MaxMind GeoLite on Rails with PostGIS

Posted October 15th, 2006 in Mapping, Programming, Rails and or Ruby, Tutorials

Ughhhh, many hours of frustration have been spent trying to push the MaxMind GeoLite City CSV files into a database configured with PostGIS. Anyway, I figured I would document the process that I went through incase someone else wants some free IP based geocoding in there Rails app.

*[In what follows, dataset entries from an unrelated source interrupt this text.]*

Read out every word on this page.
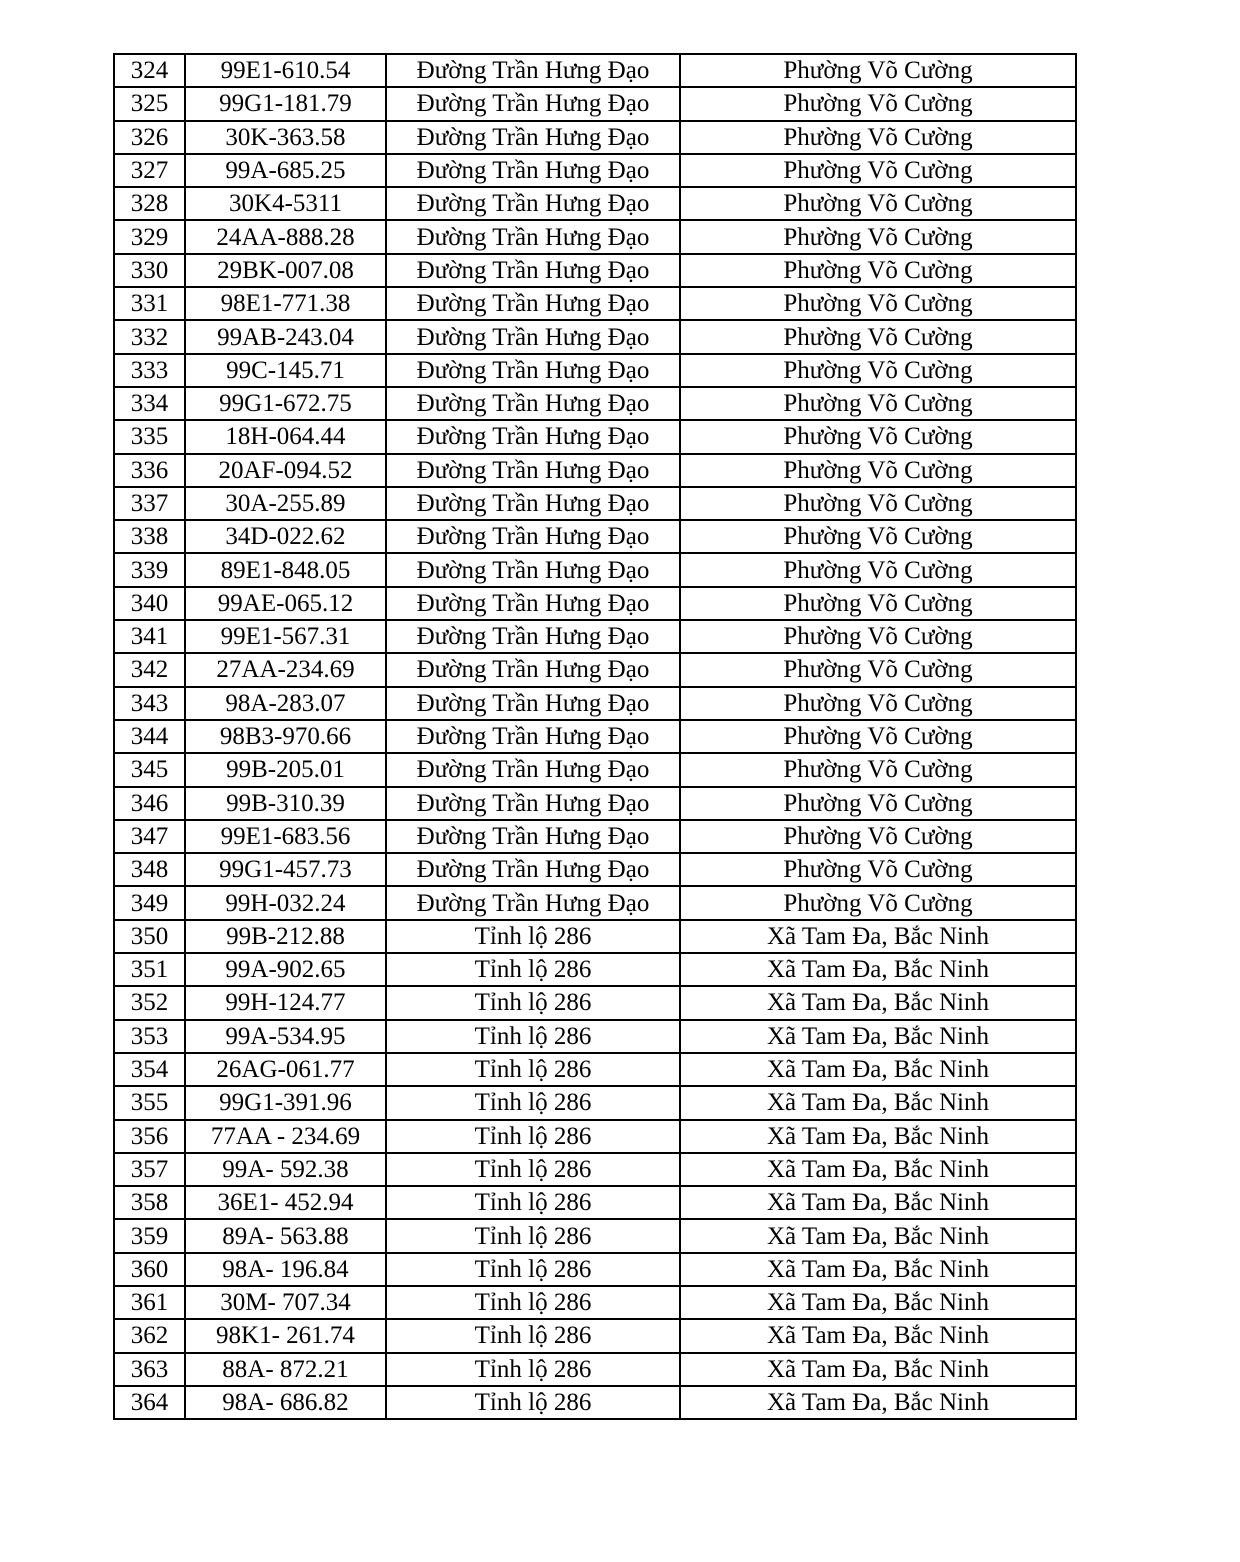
324	99E1-610.54	Đường Trần Hưng Đạo	Phường Võ Cường
325	99G1-181.79	Đường Trần Hưng Đạo	Phường Võ Cường
326	30K-363.58	Đường Trần Hưng Đạo	Phường Võ Cường
327	99A-685.25	Đường Trần Hưng Đạo	Phường Võ Cường
328	30K4-5311	Đường Trần Hưng Đạo	Phường Võ Cường
329	24AA-888.28	Đường Trần Hưng Đạo	Phường Võ Cường
330	29BK-007.08	Đường Trần Hưng Đạo	Phường Võ Cường
331	98E1-771.38	Đường Trần Hưng Đạo	Phường Võ Cường
332	99AB-243.04	Đường Trần Hưng Đạo	Phường Võ Cường
333	99C-145.71	Đường Trần Hưng Đạo	Phường Võ Cường
334	99G1-672.75	Đường Trần Hưng Đạo	Phường Võ Cường
335	18H-064.44	Đường Trần Hưng Đạo	Phường Võ Cường
336	20AF-094.52	Đường Trần Hưng Đạo	Phường Võ Cường
337	30A-255.89	Đường Trần Hưng Đạo	Phường Võ Cường
338	34D-022.62	Đường Trần Hưng Đạo	Phường Võ Cường
339	89E1-848.05	Đường Trần Hưng Đạo	Phường Võ Cường
340	99AE-065.12	Đường Trần Hưng Đạo	Phường Võ Cường
341	99E1-567.31	Đường Trần Hưng Đạo	Phường Võ Cường
342	27AA-234.69	Đường Trần Hưng Đạo	Phường Võ Cường
343	98A-283.07	Đường Trần Hưng Đạo	Phường Võ Cường
344	98B3-970.66	Đường Trần Hưng Đạo	Phường Võ Cường
345	99B-205.01	Đường Trần Hưng Đạo	Phường Võ Cường
346	99B-310.39	Đường Trần Hưng Đạo	Phường Võ Cường
347	99E1-683.56	Đường Trần Hưng Đạo	Phường Võ Cường
348	99G1-457.73	Đường Trần Hưng Đạo	Phường Võ Cường
349	99H-032.24	Đường Trần Hưng Đạo	Phường Võ Cường
350	99B-212.88	Tỉnh lộ 286	Xã Tam Đa, Bắc Ninh
351	99A-902.65	Tỉnh lộ 286	Xã Tam Đa, Bắc Ninh
352	99H-124.77	Tỉnh lộ 286	Xã Tam Đa, Bắc Ninh
353	99A-534.95	Tỉnh lộ 286	Xã Tam Đa, Bắc Ninh
354	26AG-061.77	Tỉnh lộ 286	Xã Tam Đa, Bắc Ninh
355	99G1-391.96	Tỉnh lộ 286	Xã Tam Đa, Bắc Ninh
356	77AA - 234.69	Tỉnh lộ 286	Xã Tam Đa, Bắc Ninh
357	99A- 592.38	Tỉnh lộ 286	Xã Tam Đa, Bắc Ninh
358	36E1- 452.94	Tỉnh lộ 286	Xã Tam Đa, Bắc Ninh
359	89A- 563.88	Tỉnh lộ 286	Xã Tam Đa, Bắc Ninh
360	98A- 196.84	Tỉnh lộ 286	Xã Tam Đa, Bắc Ninh
361	30M- 707.34	Tỉnh lộ 286	Xã Tam Đa, Bắc Ninh
362	98K1- 261.74	Tỉnh lộ 286	Xã Tam Đa, Bắc Ninh
363	88A- 872.21	Tỉnh lộ 286	Xã Tam Đa, Bắc Ninh
364	98A- 686.82	Tỉnh lộ 286	Xã Tam Đa, Bắc Ninh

MaxMind gives you two CSV files for the city database. One has an assload (2,783,434) of IP blocks that map to the id of a row in the other table containing location data. The location data is pretty rich. It contains a postal code, area code, dma code, country, region (state in US), and a latitude and longitude. Because I wanted to be cool and more efficient, I decided to store the lat / lon as a point in PostGIS format. Using PostGIS along with Guilhem Vellut’s Spatial Adaptor plugin for Rails, makes doing geo-spatial operations sexier and easier than ever. You can use the Spatial Adaptor with MySQL, but you’ll never be as cool as the guy using it with PostgreSQL.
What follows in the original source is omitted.